The vulnerability is a Cross‑Site Request Forgery flaw (CWE‑352) that allows an attacker to cause the plugin to perform actions without the user’s knowledge or consent, potentially modifying shipping rules or related settings. This can compromise data integrity and control over shipping logic, giving an attacker an indirect means to influence order processing and fulfillment.

WordPress sites that have installed the Conditional Shipping for WooCommerce plugin from WP Trio, version 3.4.0 or earlier. No newer versions are reported to be affected.

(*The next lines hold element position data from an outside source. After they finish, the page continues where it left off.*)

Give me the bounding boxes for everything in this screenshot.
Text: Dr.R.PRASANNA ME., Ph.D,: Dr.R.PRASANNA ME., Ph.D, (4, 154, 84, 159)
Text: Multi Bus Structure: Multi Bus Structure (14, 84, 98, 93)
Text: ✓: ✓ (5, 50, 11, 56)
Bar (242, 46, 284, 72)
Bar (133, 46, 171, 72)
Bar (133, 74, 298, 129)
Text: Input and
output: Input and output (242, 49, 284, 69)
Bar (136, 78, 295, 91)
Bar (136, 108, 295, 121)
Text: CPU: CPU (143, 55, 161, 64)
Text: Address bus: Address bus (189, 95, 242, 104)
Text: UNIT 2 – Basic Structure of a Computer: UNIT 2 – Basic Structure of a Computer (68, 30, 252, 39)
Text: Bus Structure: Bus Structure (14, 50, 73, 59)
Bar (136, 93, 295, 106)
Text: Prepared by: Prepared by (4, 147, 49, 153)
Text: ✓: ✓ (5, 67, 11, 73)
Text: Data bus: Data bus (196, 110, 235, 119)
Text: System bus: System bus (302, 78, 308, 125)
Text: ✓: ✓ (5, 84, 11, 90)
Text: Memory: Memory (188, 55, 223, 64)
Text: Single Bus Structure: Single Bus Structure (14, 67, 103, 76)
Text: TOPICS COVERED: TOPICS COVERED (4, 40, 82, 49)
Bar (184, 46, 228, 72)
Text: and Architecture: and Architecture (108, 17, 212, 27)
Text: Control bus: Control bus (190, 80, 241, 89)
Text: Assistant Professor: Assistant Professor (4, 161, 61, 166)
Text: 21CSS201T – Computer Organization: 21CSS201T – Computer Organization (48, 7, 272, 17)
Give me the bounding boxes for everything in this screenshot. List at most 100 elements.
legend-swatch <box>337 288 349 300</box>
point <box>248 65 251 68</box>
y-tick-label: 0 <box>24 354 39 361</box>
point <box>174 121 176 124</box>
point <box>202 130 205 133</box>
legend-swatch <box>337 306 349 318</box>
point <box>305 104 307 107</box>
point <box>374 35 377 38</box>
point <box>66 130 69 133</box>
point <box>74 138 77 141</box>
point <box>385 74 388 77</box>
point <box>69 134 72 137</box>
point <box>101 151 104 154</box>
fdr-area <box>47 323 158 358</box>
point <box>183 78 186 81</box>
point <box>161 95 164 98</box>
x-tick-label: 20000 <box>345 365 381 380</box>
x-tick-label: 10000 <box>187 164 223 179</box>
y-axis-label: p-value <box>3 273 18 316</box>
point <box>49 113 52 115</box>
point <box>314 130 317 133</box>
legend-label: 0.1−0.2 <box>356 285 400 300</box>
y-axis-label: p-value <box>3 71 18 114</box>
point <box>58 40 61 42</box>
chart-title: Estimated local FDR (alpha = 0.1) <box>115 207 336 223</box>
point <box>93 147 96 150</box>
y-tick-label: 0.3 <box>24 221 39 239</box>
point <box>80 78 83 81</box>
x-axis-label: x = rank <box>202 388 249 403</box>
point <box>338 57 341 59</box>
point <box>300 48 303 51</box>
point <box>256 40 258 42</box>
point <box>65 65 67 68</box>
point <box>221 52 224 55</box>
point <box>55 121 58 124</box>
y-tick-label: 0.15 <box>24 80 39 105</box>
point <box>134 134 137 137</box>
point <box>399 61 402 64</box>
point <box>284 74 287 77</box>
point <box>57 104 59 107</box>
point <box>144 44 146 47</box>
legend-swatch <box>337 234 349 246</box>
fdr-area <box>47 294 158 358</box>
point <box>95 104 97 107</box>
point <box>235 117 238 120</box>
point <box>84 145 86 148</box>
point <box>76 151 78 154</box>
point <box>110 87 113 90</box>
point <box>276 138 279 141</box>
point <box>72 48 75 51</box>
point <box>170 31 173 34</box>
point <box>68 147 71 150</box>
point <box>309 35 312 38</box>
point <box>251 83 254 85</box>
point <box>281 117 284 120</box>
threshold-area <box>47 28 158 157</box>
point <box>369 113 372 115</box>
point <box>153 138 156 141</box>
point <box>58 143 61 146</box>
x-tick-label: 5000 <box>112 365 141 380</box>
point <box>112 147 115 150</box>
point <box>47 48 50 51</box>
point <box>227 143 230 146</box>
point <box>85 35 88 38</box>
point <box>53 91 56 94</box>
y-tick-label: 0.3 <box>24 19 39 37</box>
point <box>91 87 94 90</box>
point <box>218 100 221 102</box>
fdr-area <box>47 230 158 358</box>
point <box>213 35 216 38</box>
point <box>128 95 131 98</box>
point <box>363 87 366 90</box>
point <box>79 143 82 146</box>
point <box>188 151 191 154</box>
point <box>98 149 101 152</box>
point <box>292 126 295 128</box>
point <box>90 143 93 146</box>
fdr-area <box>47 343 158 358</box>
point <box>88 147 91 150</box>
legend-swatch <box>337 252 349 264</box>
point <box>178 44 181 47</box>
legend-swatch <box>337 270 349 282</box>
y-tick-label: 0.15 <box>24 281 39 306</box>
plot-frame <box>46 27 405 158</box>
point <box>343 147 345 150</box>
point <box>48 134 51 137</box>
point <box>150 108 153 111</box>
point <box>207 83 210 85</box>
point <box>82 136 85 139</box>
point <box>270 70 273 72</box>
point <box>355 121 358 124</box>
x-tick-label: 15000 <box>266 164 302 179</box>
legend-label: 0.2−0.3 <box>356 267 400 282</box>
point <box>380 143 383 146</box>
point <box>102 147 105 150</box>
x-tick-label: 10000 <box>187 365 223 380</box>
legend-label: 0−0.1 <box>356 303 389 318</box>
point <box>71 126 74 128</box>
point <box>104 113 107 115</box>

The CVSS score of 6.5 reflects a moderate severity, while the EPSS score of less than 1% indicates a very low probability of exploitation at the time of analysis. The vulnerability is not listed in CISA's KEV catalog. Attackers can exploit this flaw by tricking a user into visiting a malicious webpage, where a forged request is sent to the plugin’s endpoints. The likely attack vector involves a user browsing to a malicious page that submits a forged request, but the CVE data does not specify whether the attack requires user authentication; this requirement is an unknown factor and should be treated as uncertain. Because the loss of control over shipping logic can lead to significant operational impact, the potential damage can be substantial if the vulnerability is exploited. The combination of moderate CVSS, very low EPSS, and absence from KEV suggests a low overall likelihood of widespread exploitation but a non‑negligible impact if an attacker can target a specific site.